Nicht schlecht abgeschnitten
Dabei hat die SPD-Direktkandidatin persönlich nicht schlecht abgeschnitten. Dass sie im Vergleich zum Urnengang vor vier Jahren bei den Erststimmen das Ergebnis beinahe halten konnte, darf sie sich angesichts des historisch schlechten Ergebnisses der SPD bei dieser Bundestagswahl durchaus auf ihre Fahnen schreiben. Und auch bei den Zweitstimmen hielten sich die Verluste mit etwas über drei Prozentpunkte noch in einem überschaubaren Rahmen. In absoluten Zahlen hat Schieder sogar zusätzliche Wähler für sich als Direktkandidatin mobilisieren können. Im Jahr 2013 konnte sie 34 714 Erststimmen auf sich verbuchen – an diesem Wahlsonntag waren es fast 4000 mehr.
Der Trend wird auch durch etliche Einzelergebnisse gestützt: In ihrem Heimatort Wernberg-Köblitz beispielsweise konnte die SPD-Bundestagsabgeordnete bei den Erststimmen um über zwölf Prozentpunkte auf 47,83 Prozent zulegen und distanzierte CSU-Kandidaten Karl Holmeier deutlich. Auch sonst machte die Abgeordnete hier vor allem im ländlichen Raum im Landkreisnorden Boden gut – 6,75 Prozentpunkte in der Gemeinde Altendorf, rund sechs in Niedermurach, knapp 4,8 Prozentpunkte in Neukirchen-Balbini. In den größeren Städten gab es dagegen meist Einbußen: rund vier Prozentpunkte etwa in Schwandorf, Teublitz oder Maxhütte-Haidhof.
Sehen Sie mehr: Das sagen die Abgeordneten Marianne Schieder und Karl Holmeier zum Ausgang der Bundestagswahl:
Zumindest in Landkreis Schwandorf hat es die AfD nicht geschafft, zweitstärkste Kraft in der politischen Landschaft zu werden – hier hat die SPD um rund 1,7 Prozentpunkte noch die Nase vorn. Im Landkreis Cham und im Gefolge auch dem gesamten Wahlkreis Schwandorf-Cham hat die Rechtspartei die SPD dagegen überholt. Warum das so ist, müsse man genau analysieren, sagt die alte und neue Bundestagsabgeordnete. „Ich weiß nicht, woran es gelegen hat“, gibt sie zu. Auch in den ländlichen Gebieten des Landkreises Schwandorf habe die AfD viele Stimmen bekommen, wie es im Landkreis Cham wohl ebenso gewesen sei, sagt Schieder.

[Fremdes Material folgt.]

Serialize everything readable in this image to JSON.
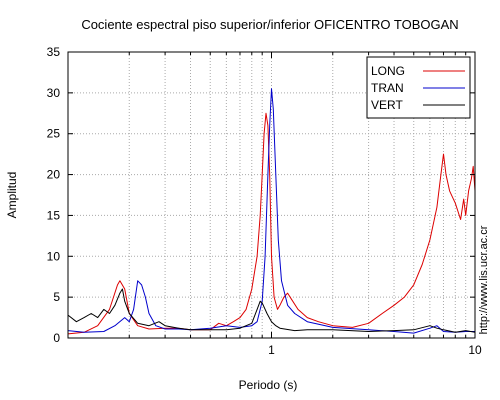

Eine Analyse zeigt allerdings: Das Erstarken der AfD ist nicht allein ein Phänomen ländlicher Regionen. Zwar hat die Rechtspartei hier ihre besten Ergebnisse eingefahren – zum Beispiel ausgerechnet in Stadlern, wo auch Marianne Schieder ihr bestes Zweitstimmenergebnis verbuchte. Doch sie lieferte eben auch in Städten wie Schwandorf oder Maxhütte-Haidhof zweistellige Ergebnisse ab, die deutlich näher an 20 als an zehn Prozent liegen.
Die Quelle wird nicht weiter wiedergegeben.